We all know that the world of technology is a lucrative one, and paving a career into any field can be very lucrative for you in return. And not only that, but the tech sector can be an enriching and interesting one, and whatever you’re doing, you’ll be at the forefront of modern industry.
However, finding the right position for you can be difficult. It’s an ever evolving sector, as noted, and that means it moves fast – anyone within it has to keep up! But being able to do this can be managed in multiple ways. Knowing what you can do, and what you’re willing to do, is the first step into working out where you’ll best fit.
A lot of tech related skills are in demand right now. The digital sector is a complicated one, and more and more business owners are outsourcing the need to code infrastructure and encrypt customer data to those who know best. And that person could be you! But only if you’ve got both the right amount of soft and hard skills.
Sure, you’ve got the knowledge, and the kind of experience that would make you right for the job. But are you a natural communicator as well? Can you put things in layman’s terms? Are you a team player? You’ll have to rely on a lot of different people along the digital chain, and that can be hard for someone who’s used to working remotely, for example.
Take the time now to write down as many different skills you can think of that you possess. Then divide them up into columns, one for hard and hands on skills, and one for soft, more personable skills. Does one column outweigh the other? You need a good balance on both sides!
How do you thrive in a workplace environment? And most of all, what kind of working atmosphere do you really need to pull off the kind of work you’re capable of? These are two very big questions to take into account when considering a job in the tech sector. Sure, a lot of these positions allow you to work flexibly, and even from home, but a lot are in house as well.
And when you’re working in house, you can never be quite sure about the conditions you’ll be under – not until you’re a week in and hating it anyway! For example, getting your masters in cyber security is a huge win for you, but then you get a job where you work a desk 5 days a week for 8 or more hours at a time. And not only that, but depending on your particular niche, and the critical nature of the position, you’re going to be regularly on call outside work hours as well. Now that just won’t suit someone who prioritizes the work/life balance.
So you’ve got to think about what you’ll be doing day in and day out. Interview around at a lot of jobs, and be sure to ask in the interview themselves what a typical working day is for someone in this role. Get a clear picture and you’ll be much happier saying yes to an offer.
Depending on what you’ve trained in, and the kind of degree you hold, you could be right for many different fields in the tech sector. You could work at either a software or a hardware company, or you could work for a games developer or an app developer. And no matter what position you might hold amongst these, there’s going to be a lot of cross over as well.

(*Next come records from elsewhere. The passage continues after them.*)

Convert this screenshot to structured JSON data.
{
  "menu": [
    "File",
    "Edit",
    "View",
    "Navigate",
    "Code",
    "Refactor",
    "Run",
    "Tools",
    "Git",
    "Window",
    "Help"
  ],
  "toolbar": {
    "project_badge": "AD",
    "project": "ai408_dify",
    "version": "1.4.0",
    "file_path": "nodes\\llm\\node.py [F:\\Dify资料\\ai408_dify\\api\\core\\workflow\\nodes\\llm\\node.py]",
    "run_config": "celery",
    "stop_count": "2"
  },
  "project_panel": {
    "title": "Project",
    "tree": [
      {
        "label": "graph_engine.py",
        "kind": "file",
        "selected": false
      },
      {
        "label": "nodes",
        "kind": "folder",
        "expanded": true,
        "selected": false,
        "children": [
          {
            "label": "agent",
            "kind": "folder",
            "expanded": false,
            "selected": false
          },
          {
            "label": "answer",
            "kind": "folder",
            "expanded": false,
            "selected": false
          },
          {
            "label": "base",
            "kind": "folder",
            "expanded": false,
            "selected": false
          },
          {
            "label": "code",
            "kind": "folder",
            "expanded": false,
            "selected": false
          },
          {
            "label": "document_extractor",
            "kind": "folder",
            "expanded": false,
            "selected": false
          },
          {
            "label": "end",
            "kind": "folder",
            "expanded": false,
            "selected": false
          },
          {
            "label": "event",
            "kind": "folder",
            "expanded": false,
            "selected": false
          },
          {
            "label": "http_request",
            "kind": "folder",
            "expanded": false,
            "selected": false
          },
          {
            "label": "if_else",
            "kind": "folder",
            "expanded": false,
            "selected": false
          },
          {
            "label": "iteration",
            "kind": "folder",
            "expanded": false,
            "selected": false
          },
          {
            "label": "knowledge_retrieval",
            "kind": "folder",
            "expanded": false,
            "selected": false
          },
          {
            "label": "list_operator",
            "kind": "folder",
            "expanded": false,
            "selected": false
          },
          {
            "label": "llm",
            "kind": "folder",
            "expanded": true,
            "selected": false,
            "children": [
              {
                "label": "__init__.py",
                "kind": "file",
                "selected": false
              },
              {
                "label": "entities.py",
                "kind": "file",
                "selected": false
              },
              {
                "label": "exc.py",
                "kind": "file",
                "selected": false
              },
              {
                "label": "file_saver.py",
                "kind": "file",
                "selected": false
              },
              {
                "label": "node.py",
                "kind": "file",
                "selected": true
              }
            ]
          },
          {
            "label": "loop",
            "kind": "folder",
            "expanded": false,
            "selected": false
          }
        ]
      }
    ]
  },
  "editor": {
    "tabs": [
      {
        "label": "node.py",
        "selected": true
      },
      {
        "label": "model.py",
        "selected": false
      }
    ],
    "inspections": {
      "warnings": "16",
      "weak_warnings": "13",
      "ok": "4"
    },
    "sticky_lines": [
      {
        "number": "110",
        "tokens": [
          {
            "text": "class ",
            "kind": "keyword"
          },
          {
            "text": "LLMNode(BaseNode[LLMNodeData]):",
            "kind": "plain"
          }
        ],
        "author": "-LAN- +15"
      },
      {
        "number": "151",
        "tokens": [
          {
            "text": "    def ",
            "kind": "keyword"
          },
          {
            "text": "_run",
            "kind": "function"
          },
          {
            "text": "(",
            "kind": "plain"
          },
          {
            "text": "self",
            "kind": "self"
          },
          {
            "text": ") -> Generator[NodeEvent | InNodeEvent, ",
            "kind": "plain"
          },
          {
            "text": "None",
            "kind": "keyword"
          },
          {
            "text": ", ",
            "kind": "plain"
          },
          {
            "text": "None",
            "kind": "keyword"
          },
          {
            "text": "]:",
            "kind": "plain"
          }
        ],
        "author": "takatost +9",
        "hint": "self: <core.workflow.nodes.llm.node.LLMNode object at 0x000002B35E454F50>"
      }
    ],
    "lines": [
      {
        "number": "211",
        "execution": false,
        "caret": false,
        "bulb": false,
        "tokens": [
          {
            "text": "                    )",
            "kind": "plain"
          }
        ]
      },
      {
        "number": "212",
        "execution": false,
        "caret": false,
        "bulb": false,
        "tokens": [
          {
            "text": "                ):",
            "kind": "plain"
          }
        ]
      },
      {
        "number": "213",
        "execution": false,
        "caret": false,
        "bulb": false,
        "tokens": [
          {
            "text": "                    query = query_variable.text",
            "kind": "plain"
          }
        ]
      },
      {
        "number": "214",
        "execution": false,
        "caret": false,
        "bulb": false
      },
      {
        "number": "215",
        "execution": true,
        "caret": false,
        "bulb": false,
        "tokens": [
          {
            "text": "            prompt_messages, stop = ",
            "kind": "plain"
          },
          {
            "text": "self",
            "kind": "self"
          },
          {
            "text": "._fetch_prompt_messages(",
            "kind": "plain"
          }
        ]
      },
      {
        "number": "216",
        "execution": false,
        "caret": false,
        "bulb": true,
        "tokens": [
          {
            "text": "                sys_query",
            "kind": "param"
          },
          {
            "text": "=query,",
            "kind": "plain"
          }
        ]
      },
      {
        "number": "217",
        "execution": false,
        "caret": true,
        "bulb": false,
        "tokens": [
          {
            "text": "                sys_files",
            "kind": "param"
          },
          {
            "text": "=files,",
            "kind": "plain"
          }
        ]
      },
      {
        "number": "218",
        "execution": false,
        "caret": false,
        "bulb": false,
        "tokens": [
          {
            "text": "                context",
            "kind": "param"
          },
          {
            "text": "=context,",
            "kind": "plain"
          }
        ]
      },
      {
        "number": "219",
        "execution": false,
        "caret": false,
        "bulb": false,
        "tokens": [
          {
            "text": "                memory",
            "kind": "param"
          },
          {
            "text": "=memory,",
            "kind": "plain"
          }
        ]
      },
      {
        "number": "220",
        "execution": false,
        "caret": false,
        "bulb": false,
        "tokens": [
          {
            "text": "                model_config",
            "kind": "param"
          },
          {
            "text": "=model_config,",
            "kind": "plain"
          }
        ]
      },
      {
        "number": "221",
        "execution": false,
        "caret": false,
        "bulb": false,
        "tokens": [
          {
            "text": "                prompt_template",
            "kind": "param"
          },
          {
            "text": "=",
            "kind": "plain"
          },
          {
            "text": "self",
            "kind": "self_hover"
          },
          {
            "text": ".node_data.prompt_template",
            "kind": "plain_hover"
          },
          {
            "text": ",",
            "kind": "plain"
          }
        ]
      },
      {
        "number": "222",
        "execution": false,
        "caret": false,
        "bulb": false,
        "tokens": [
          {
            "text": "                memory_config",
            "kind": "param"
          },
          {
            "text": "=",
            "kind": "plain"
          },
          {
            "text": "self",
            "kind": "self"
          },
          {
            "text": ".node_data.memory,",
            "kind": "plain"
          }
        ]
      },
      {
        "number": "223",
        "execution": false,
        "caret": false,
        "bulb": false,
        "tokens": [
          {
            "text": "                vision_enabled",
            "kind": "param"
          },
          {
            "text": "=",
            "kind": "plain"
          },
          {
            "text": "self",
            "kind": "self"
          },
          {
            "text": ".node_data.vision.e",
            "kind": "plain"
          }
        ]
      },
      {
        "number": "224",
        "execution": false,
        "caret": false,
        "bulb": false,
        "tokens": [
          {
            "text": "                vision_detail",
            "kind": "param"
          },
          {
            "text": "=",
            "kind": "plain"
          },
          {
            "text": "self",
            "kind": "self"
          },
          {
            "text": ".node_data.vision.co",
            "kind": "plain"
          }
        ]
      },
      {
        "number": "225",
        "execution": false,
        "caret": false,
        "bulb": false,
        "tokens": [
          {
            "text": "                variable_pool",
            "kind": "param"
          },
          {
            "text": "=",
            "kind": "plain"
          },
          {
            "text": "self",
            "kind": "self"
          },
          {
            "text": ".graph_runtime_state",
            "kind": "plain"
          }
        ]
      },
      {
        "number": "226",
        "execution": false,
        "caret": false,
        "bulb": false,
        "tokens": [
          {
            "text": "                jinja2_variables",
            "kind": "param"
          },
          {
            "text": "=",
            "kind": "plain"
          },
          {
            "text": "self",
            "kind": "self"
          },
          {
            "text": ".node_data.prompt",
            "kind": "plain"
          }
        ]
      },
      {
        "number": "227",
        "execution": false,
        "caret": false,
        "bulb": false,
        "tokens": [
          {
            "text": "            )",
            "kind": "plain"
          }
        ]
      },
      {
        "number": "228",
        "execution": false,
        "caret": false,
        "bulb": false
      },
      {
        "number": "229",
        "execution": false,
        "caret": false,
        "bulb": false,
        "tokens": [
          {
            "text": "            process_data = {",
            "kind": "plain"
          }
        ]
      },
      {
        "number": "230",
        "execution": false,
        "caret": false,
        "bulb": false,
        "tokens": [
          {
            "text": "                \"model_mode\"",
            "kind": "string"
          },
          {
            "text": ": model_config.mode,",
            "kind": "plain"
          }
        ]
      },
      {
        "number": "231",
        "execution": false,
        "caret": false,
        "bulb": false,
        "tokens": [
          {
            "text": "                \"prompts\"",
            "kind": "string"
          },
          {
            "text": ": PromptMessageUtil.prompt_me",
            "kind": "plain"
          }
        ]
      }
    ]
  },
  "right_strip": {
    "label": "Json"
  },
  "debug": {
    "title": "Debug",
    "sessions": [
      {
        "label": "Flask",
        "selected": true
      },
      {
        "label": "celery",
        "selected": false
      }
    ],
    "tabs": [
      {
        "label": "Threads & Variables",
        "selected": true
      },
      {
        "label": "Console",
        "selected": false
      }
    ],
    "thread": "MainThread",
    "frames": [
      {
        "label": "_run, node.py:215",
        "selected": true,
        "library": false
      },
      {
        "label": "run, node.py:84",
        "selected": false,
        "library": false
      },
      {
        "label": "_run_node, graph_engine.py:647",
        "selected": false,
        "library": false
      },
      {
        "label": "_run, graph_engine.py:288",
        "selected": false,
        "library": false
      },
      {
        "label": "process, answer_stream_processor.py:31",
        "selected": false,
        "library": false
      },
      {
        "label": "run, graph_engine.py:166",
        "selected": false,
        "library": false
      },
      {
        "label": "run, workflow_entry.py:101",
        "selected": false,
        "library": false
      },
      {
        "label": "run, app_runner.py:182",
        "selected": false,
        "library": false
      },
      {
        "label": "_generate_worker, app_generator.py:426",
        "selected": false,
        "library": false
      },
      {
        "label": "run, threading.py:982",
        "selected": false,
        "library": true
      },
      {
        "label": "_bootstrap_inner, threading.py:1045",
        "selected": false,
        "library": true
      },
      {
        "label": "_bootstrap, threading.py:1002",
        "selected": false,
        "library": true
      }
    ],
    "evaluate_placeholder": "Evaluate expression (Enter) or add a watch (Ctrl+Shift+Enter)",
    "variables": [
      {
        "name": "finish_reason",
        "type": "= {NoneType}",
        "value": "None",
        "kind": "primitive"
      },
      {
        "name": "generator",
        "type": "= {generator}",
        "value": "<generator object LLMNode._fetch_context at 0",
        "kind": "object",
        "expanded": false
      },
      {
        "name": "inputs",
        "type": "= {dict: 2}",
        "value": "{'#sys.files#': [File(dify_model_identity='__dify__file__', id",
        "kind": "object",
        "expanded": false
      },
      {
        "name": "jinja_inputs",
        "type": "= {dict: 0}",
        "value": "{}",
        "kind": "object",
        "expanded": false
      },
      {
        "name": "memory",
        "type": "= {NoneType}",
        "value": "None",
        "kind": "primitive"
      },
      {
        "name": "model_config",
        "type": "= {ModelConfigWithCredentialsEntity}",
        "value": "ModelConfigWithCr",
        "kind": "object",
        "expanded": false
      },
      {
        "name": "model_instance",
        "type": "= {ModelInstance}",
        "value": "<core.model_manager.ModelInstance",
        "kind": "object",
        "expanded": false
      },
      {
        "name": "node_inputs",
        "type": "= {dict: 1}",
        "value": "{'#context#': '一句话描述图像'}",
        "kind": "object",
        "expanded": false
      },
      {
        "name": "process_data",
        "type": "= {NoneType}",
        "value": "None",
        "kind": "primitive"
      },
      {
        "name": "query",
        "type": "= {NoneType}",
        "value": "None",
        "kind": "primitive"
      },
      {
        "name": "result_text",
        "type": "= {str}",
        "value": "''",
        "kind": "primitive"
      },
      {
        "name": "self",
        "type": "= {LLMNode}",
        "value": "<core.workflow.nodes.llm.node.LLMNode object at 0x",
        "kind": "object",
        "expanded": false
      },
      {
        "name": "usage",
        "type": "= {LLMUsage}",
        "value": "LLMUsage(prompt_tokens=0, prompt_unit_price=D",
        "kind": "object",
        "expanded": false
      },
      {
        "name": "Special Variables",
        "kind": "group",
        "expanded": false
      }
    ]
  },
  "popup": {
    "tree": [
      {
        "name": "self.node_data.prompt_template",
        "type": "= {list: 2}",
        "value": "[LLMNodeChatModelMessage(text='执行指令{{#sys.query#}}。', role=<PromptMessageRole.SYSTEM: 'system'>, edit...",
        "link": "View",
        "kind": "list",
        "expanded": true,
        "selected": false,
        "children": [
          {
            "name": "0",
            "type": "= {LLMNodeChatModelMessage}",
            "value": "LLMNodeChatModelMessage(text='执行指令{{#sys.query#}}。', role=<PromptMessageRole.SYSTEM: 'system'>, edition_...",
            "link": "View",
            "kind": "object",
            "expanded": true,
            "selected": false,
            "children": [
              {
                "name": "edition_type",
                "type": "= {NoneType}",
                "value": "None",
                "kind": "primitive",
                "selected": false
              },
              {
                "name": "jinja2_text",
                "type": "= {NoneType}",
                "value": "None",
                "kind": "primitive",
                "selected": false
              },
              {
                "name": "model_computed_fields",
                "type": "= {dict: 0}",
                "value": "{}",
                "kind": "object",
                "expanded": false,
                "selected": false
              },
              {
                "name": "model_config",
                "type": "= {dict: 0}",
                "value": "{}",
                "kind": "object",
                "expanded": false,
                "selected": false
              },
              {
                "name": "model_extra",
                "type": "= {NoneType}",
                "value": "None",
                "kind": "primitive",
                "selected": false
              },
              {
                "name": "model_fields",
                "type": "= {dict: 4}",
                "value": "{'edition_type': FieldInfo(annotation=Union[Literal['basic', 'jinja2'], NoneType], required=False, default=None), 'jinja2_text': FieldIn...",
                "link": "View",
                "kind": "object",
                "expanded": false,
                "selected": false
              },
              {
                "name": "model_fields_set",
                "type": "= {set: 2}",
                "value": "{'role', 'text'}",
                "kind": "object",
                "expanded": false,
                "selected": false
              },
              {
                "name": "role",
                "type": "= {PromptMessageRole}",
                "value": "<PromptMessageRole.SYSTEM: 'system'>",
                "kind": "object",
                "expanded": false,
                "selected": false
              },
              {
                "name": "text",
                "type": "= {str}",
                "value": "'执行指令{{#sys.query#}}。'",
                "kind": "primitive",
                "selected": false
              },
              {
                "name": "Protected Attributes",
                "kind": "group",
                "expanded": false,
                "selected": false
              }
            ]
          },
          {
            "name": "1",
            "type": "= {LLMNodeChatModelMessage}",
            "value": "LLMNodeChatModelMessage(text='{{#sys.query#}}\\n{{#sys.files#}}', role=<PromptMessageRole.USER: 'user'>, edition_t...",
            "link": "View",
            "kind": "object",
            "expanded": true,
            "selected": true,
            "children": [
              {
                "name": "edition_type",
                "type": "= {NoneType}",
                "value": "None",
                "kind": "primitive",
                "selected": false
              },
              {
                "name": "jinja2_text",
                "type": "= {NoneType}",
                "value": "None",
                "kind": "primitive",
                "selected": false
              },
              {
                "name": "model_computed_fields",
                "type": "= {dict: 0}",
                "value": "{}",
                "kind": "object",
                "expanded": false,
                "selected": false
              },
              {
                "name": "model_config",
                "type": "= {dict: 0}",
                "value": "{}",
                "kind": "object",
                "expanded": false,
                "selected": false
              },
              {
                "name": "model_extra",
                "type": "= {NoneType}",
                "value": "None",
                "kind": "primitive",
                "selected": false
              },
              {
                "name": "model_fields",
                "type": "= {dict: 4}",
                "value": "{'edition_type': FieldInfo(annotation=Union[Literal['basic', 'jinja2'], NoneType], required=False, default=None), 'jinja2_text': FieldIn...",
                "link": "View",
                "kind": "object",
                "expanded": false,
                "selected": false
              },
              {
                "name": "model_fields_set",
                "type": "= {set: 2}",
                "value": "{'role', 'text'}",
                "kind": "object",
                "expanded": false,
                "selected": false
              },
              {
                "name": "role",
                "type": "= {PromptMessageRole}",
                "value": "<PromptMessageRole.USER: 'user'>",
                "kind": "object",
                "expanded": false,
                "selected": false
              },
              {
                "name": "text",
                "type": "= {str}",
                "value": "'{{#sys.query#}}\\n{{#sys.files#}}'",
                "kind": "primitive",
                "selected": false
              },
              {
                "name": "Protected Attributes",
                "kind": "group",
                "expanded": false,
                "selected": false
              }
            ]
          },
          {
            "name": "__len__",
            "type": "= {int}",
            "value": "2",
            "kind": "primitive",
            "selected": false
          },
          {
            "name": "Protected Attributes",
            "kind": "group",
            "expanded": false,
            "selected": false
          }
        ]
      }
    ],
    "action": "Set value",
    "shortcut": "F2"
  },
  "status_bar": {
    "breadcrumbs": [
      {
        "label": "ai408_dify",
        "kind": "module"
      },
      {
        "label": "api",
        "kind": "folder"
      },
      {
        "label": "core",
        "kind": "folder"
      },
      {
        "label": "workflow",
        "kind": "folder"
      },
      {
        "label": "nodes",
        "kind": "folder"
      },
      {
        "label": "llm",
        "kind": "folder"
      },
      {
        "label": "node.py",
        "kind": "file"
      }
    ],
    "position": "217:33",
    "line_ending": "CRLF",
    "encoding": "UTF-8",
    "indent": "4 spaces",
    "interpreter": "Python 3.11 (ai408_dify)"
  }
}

As such, you need to be the kind of person that can adapt.
For example, you need to be able to pick up on new tech as it comes out; maybe it’s not in your niche, or uses a different code or operating system, but it’s this kind of versatility that makes you such a valuable player within the sector. The more you can do, and the more you understand, the better a hire you will be.
So try to remain interested in your sector, even as you work in it. Read magazines, subscribe to mailing lists that announce new tech, and set up alerts for any buzzwords that relate to your job in particular. The internet can do a lot to help you both find a position and maintain it as the years go on.
The tech sector is incredibly versatile, as we mentioned above, and that means there are a lot of different roles you can play over the course of your career. One thing really can lead to another, and when you have digital skills under your belt, you can be sure you’re working with some of the most transferable skills known to the job market.
So whatever role you start work in may not last forever, and that’s no bad thing. Sure, it may cause you to feel anxious about your job security for the first few months, but rest assured that your skill set is in high demand. Because of this you may be able to transition within your company at any time, or you can make some very competitive demands of other companies in the area.
But why does knowing this help you find the tech career you’re really suited for? It stops you from holding yourself back. Even if you fall into a role that comes with little job satisfaction, you can move on up with little difficulty. And if you make a mistake, there’s no way you can’t come back from it. It’s a way to boost your own professional confidence, and that’s essential for working in a world very few people actually understand.
If you want to work in tech, take some time to decide what career would suit you best. Make sure you keep the above ideas in mind.